Technology titan Elon Musk recently announced that Tesla electric car owners might soon be able to stream YouTube and Netflix content through the touch screen displays in their vehicles.
The Tesla CEO announced through a tweet this past weekend, revealing that content streaming might be added to the list of features available in Tesla vehicles. Musk did not give an exact timeline but he did point out that the feature might be rolled out in August or the coming months. Netflix and YouTube are currently the most popular content streaming platforms and it, therefore, makes sense that they are the first streaming services to grace Tesla screens.
Elon previously confirmed that content streaming would be part of the updates included in Version 10 of the Tesla in-car software. However, the CEO’s tweet this weekend was the first time that he confirmed that Netflix and YouTube will be available. As far as safety is concerned, Musk noted that the streaming services will only be available in Tesla cars when the vehicles are stationary.

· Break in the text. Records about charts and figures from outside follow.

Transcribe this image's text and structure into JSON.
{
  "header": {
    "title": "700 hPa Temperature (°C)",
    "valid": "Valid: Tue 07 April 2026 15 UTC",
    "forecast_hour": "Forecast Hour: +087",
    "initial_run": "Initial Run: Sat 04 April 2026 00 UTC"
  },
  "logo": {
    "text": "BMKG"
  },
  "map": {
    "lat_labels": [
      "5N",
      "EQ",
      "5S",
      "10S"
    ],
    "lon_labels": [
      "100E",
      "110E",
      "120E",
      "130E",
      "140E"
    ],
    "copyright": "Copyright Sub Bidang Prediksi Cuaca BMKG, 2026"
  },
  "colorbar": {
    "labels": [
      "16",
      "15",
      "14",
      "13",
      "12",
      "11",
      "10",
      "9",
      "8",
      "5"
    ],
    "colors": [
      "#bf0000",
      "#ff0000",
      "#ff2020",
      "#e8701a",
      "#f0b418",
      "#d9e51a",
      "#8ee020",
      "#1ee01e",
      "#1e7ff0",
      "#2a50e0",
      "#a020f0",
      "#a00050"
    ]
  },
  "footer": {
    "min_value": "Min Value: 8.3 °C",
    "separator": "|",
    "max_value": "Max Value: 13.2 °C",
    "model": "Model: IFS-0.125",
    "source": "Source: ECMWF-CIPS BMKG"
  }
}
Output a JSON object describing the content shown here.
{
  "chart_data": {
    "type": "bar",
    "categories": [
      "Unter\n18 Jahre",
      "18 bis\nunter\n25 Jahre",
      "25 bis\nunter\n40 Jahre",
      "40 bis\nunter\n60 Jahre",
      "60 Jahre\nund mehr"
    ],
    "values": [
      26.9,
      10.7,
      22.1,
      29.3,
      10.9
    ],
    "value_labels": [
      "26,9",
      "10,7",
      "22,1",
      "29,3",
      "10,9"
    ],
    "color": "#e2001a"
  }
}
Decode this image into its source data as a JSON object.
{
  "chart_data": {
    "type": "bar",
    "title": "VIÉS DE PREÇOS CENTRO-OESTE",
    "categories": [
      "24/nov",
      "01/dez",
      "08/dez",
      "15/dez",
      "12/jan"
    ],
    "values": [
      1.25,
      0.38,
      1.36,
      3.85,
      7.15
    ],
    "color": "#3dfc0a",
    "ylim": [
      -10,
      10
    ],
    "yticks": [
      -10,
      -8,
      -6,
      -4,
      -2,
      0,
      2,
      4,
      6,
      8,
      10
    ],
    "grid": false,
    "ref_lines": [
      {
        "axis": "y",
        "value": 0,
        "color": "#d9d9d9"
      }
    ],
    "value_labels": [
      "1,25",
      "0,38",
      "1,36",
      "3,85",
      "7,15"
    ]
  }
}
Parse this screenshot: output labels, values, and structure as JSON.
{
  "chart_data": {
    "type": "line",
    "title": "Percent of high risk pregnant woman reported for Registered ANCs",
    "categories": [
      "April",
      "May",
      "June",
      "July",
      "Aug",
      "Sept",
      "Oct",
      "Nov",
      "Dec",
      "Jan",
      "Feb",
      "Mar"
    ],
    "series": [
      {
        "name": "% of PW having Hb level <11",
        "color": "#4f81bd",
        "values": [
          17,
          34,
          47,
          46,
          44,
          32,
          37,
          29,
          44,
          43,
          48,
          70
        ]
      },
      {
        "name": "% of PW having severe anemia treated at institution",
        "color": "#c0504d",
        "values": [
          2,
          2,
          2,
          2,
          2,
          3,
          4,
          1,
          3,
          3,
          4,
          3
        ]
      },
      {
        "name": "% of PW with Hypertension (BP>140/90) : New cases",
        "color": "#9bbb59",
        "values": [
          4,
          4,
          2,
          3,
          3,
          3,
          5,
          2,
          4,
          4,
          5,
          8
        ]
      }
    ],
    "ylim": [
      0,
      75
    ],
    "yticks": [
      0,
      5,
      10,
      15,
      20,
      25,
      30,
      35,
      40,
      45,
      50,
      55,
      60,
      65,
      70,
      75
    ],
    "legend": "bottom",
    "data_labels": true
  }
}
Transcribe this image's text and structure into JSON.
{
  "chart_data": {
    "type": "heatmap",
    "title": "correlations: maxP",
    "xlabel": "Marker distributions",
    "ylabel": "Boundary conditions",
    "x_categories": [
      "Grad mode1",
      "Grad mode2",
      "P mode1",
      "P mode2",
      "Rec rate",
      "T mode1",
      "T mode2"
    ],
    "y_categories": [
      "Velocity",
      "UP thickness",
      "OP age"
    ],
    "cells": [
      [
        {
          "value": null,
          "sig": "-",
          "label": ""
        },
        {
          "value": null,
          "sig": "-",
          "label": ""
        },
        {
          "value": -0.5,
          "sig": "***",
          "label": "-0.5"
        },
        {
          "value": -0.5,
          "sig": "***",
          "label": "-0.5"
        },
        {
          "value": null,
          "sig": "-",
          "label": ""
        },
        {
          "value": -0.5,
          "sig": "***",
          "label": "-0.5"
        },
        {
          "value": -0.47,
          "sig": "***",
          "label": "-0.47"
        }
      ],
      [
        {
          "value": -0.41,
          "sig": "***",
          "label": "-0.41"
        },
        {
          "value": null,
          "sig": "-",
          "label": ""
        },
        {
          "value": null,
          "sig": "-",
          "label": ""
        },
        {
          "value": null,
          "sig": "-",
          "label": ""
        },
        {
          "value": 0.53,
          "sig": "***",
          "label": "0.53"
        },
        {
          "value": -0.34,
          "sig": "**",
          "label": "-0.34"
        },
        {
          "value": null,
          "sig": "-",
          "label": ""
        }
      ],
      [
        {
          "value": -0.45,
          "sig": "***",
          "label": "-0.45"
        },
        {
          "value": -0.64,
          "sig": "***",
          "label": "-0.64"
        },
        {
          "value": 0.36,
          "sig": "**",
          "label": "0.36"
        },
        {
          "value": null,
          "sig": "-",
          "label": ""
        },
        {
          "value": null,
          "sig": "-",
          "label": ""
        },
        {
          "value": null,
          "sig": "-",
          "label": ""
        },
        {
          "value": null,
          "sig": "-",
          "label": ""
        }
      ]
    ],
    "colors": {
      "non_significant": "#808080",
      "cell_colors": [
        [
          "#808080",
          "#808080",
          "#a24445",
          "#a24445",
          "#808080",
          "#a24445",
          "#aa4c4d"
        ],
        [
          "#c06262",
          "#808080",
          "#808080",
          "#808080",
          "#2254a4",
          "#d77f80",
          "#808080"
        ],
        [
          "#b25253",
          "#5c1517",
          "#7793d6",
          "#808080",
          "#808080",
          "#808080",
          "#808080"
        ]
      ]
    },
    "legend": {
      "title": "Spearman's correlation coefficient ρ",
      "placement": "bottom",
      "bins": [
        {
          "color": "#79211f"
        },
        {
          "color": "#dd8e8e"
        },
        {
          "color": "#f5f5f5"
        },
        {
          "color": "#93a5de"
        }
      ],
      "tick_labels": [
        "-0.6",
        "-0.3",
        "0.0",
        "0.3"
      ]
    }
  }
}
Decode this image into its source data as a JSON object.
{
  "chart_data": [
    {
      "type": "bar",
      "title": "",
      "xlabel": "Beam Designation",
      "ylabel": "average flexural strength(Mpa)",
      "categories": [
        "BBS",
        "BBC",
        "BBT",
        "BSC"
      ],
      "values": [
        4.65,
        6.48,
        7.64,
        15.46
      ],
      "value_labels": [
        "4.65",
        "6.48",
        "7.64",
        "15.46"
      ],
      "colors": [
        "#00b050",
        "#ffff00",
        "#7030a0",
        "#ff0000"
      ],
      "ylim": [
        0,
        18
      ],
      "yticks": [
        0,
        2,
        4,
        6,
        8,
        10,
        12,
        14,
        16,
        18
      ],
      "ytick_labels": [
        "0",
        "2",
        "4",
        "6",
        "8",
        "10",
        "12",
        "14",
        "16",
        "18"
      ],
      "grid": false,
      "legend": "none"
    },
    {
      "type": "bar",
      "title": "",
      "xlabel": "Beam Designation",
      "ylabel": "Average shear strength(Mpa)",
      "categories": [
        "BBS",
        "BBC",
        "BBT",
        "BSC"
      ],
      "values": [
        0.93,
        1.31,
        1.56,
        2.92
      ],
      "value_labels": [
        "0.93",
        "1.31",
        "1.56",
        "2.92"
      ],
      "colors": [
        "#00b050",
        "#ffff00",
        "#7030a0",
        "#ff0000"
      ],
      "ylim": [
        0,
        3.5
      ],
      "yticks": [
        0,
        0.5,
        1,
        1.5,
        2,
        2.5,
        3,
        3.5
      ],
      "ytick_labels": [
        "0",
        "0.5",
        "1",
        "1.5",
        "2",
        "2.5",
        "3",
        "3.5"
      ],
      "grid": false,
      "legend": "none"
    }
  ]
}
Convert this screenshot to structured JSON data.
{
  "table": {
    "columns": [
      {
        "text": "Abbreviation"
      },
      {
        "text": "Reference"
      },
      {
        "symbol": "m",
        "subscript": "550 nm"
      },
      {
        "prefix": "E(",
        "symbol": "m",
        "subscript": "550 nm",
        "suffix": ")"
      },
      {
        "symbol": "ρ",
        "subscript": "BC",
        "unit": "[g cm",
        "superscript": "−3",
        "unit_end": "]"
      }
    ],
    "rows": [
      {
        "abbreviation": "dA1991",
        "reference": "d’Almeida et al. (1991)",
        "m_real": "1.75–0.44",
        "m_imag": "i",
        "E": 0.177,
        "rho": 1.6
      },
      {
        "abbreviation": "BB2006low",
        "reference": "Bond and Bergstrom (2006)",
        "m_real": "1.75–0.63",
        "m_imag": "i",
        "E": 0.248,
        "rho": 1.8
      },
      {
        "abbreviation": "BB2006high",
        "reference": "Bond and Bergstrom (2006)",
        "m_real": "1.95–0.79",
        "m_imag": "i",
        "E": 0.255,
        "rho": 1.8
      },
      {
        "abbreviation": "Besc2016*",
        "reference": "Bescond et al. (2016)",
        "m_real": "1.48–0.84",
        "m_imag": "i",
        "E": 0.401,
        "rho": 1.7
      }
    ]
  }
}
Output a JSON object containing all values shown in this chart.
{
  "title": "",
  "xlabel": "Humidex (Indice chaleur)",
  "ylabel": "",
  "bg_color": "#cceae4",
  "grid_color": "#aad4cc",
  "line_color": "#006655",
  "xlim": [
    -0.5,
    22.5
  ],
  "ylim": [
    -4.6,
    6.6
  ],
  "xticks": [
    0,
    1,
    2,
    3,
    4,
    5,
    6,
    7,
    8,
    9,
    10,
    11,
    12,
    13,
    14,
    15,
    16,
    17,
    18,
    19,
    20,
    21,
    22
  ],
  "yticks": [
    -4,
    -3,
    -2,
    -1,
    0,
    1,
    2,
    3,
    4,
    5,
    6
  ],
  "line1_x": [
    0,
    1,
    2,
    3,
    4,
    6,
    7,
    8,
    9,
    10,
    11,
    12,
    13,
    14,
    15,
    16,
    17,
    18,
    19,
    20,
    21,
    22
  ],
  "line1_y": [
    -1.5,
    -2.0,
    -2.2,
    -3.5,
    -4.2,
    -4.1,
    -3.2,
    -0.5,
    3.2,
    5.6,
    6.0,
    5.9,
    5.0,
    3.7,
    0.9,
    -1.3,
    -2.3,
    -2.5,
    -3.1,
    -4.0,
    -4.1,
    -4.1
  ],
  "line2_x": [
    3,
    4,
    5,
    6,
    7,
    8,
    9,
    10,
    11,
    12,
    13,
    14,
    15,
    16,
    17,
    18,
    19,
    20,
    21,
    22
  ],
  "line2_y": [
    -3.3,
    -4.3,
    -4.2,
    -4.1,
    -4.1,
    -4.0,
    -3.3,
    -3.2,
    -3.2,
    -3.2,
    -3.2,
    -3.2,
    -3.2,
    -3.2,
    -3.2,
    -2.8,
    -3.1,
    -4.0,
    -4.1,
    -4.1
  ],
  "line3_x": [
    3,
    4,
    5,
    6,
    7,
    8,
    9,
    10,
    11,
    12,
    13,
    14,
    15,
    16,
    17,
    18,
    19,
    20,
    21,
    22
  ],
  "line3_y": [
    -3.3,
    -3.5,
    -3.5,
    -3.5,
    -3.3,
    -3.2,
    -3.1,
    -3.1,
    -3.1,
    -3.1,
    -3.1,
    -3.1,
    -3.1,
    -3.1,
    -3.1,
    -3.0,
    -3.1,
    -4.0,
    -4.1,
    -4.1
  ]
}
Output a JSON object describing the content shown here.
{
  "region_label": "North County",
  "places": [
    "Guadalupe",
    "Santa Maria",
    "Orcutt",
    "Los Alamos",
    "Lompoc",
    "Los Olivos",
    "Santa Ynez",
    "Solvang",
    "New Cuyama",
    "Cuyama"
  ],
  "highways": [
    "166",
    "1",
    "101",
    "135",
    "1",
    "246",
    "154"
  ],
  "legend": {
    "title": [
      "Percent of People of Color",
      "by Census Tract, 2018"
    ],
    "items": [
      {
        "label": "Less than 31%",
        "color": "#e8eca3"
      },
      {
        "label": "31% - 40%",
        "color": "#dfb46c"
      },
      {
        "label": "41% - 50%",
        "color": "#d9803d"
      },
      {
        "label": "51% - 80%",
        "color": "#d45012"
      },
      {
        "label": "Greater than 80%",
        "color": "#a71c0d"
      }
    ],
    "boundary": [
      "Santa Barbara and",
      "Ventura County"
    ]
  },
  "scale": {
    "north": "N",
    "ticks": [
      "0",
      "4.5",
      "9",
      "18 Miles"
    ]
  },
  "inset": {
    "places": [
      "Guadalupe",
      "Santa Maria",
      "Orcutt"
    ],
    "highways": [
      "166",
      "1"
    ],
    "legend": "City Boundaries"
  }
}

Bringing back drive-in movie experiences with modern twists
Musk also noted that content streaming through Tesla vehicle screens will likely be made available at all times even in motion once full autonomy is achieved. The electric car manufacturer already offers in-car gaming which is disabled when the vehicle is in motion.
Musk likened the experience of watching YouTube or Netflix content through Tesla car screens to drive-in films. He, however, noted that offering all that in Tesla cars will deliver a better experience because the vehicles offer superior sound quality and an overall better experience compared to drive-ins years ago.
Tesla cars have some of the biggest infotainment screens in the vehicle industry. Musk and his company believe that offering access to streaming services via the screens will allow users to utilize the technology available in their vehicles.
Experts, however, believe that it might take a while longer before content streaming becomes permanently available especially with the slow pace of autonomous technology as far as regulation is concerned. Regulators believe that self-driving technology is currently not ready to go mainstream.